Nokia Oyj experienced a notable uptick in its U.S.-listed American Depositary Receipts (ADRs) on Friday, June 12, 2026, climbing 5.04% to close at $14.80. This rally marked the second consecutive day of gains for the Finnish network equipment manufacturer, outpacing broader market indices. The Nasdaq Composite rose a modest 0.31%, while the Dow Jones Industrial Average added 0.70% during the same session, according to MarketWatch data.
JPMorgan's Optimistic Outlook Drives Momentum
The surge was largely fueled by a bullish note from JPMorgan, which raised its price target on Nokia’s U.S. shares to $21 from $14, maintaining an Overweight rating. The bank also lifted its target on Nokia's Helsinki-listed shares to €18 from €12. Analysts at JPMorgan revised up sales forecasts for the 2026–2028 period, arguing that the market has not fully priced in new revenue streams from artificial intelligence and cloud computing initiatives, along with the potential margin expansion these could deliver.
In Helsinki, Nokia’s stock rose 10.06% to €12.97 on Friday, significantly outperforming the main Helsinki index, which gained 2.45%. This move underscores a shift in investor perception, with Nokia increasingly viewed as a key player in AI data-center infrastructure rather than a traditional, slow-growing telecom supplier.
Optical Networks: The Core of the Bull Thesis
The bullish case centers on Nokia’s optical networks division, which provides high-capacity fiber solutions for data traffic within and between data centers. In its first-quarter 2026 report, Nokia posted a 6% year-on-year increase in Network Infrastructure sales on a constant-currency and portfolio basis, with optical networks alone surging 20%. Sales to AI and cloud customers jumped 49% year-over-year. CEO Justin Hotard stated that the company is “increasing our growth assumption for Optical and IP Networks” as it ramps up investments to meet burgeoning AI and cloud demand.
Following Q1 results, Nokia’s comparable operating profit soared 54% to €281 million, beating consensus estimates of €250 million. The company also recorded €1 billion in new AI and cloud orders and raised its 2026 Network Infrastructure growth target to 12%–14%, up from the prior range of 6%–8%. Shares subsequently hit their highest levels since 2010.

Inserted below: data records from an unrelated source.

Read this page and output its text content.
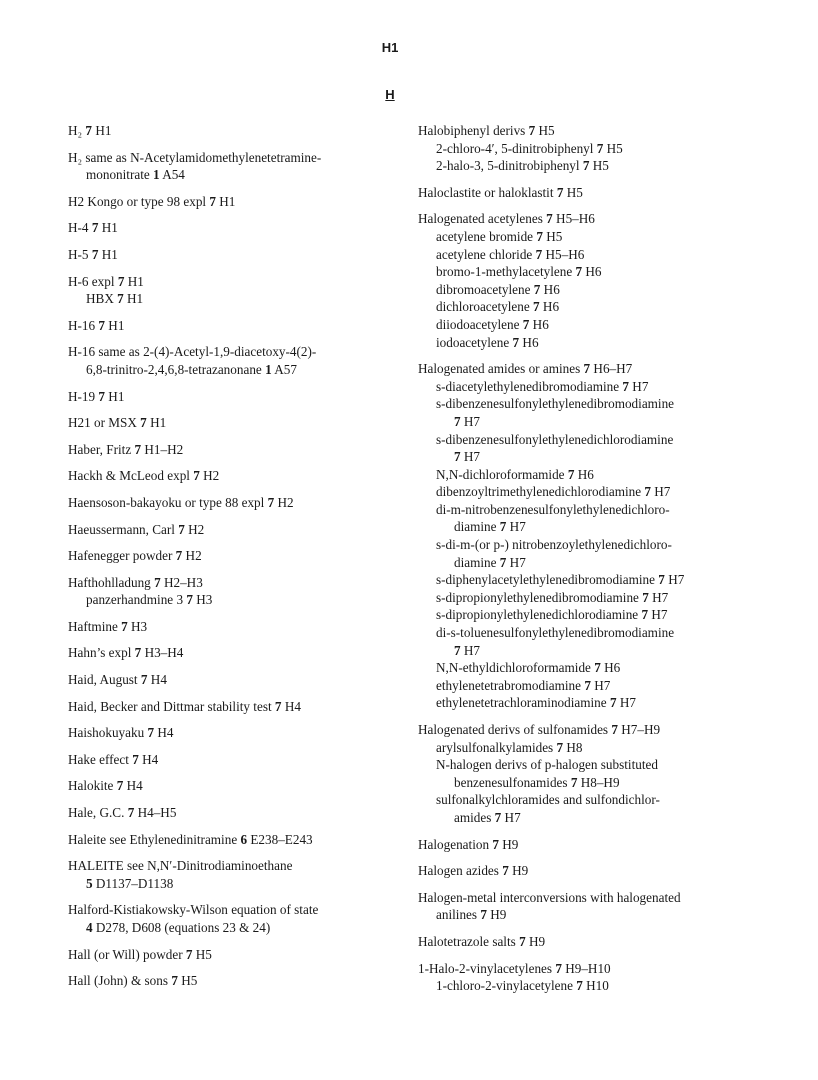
H1
H
H₂ 7 H1
H₂ same as N-Acetylamidomethylenetetramine-
mononitrate 1 A54
H2 Kongo or type 98 expl 7 H1
H-4 7 H1
H-5 7 H1
H-6 expl 7 H1
HBX 7 H1
H-16 7 H1
H-16 same as 2-(4)-Acetyl-1,9-diacetoxy-4(2)-
6,8-trinitro-2,4,6,8-tetrazanonane 1 A57
H-19 7 H1
H21 or MSX 7 H1
Haber, Fritz 7 H1–H2
Hackh & McLeod expl 7 H2
Haensoson-bakayoku or type 88 expl 7 H2
Haeussermann, Carl 7 H2
Hafenegger powder 7 H2
Hafthohlladung 7 H2–H3
panzerhandmine 3 7 H3
Haftmine 7 H3
Hahn’s expl 7 H3–H4
Haid, August 7 H4
Haid, Becker and Dittmar stability test 7 H4
Haishokuyaku 7 H4
Hake effect 7 H4
Halokite 7 H4
Hale, G.C. 7 H4–H5
Haleite see Ethylenedinitramine 6 E238–E243
HALEITE see N,N′-Dinitrodiaminoethane
5 D1137–D1138
Halford-Kistiakowsky-Wilson equation of state
4 D278, D608 (equations 23 & 24)
Hall (or Will) powder 7 H5
Hall (John) & sons 7 H5
Halobiphenyl derivs 7 H5
2-chloro-4′, 5-dinitrobiphenyl 7 H5
2-halo-3, 5-dinitrobiphenyl 7 H5
Haloclastite or haloklastit 7 H5
Halogenated acetylenes 7 H5–H6
acetylene bromide 7 H5
acetylene chloride 7 H5–H6
bromo-1-methylacetylene 7 H6
dibromoacetylene 7 H6
dichloroacetylene 7 H6
diiodoacetylene 7 H6
iodoacetylene 7 H6
Halogenated amides or amines 7 H6–H7
s-diacetylethylenedibromodiamine 7 H7
s-dibenzenesulfonylethylenedibromodiamine
7 H7
s-dibenzenesulfonylethylenedichlorodiamine
7 H7
N,N-dichloroformamide 7 H6
dibenzoyltrimethylenedichlorodiamine 7 H7
di-m-nitrobenzenesulfonylethylenedichloro-
diamine 7 H7
s-di-m-(or p-) nitrobenzoylethylenedichloro-
diamine 7 H7
s-diphenylacetylethylenedibromodiamine 7 H7
s-dipropionylethylenedibromodiamine 7 H7
s-dipropionylethylenedichlorodiamine 7 H7
di-s-toluenesulfonylethylenedibromodiamine
7 H7
N,N-ethyldichloroformamide 7 H6
ethylenetetrabromodiamine 7 H7
ethylenetetrachloraminodiamine 7 H7
Halogenated derivs of sulfonamides 7 H7–H9
arylsulfonalkylamides 7 H8
N-halogen derivs of p-halogen substituted
benzenesulfonamides 7 H8–H9
sulfonalkylchloramides and sulfondichlor-
amides 7 H7
Halogenation 7 H9
Halogen azides 7 H9
Halogen-metal interconversions with halogenated
anilines 7 H9
Halotetrazole salts 7 H9
1-Halo-2-vinylacetylenes 7 H9–H10
1-chloro-2-vinylacetylene 7 H10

Investors Eye Q2 Report for Confirmation
All eyes are now on Nokia’s second-quarter and half-year earnings report, scheduled for July 23, 2026. Management has guided for Q2 net sales growth of 5%–9% sequentially, with comparable operating profit expected to account for 12%–16% of the full-year total. Investors are eager to see whether the strong order momentum translates into sustained revenue and margin expansion. An upside surprise could further fuel bullish sentiment, while weaker orders or margin compression could pressure the stock’s recent valuation.
Risks and Volatility Remain
Despite the rally, Nokia’s ADR closed at $14.80, still 15.19% below its 52-week high of $17.45 reached on June 3. Volatility persists as the stock has become a more sensitive AI-infrastructure play. Key risks include intense competition, shifting customer capital expenditure cycles, component and semiconductor costs, supply chain disruptions, tariffs, currency fluctuations, and geopolitical uncertainties. The sustainability of AI-driven orders—and their conversion into steady, profitable revenue—remains a critical question.
With much of the optimistic scenario already priced in after the recent run-up, Nokia’s future performance hinges on the optical networks segment hitting margin targets and continued customer spending. The stock is no longer a bargain telecom-equipment bet but a more volatile, growth-oriented AI infrastructure play.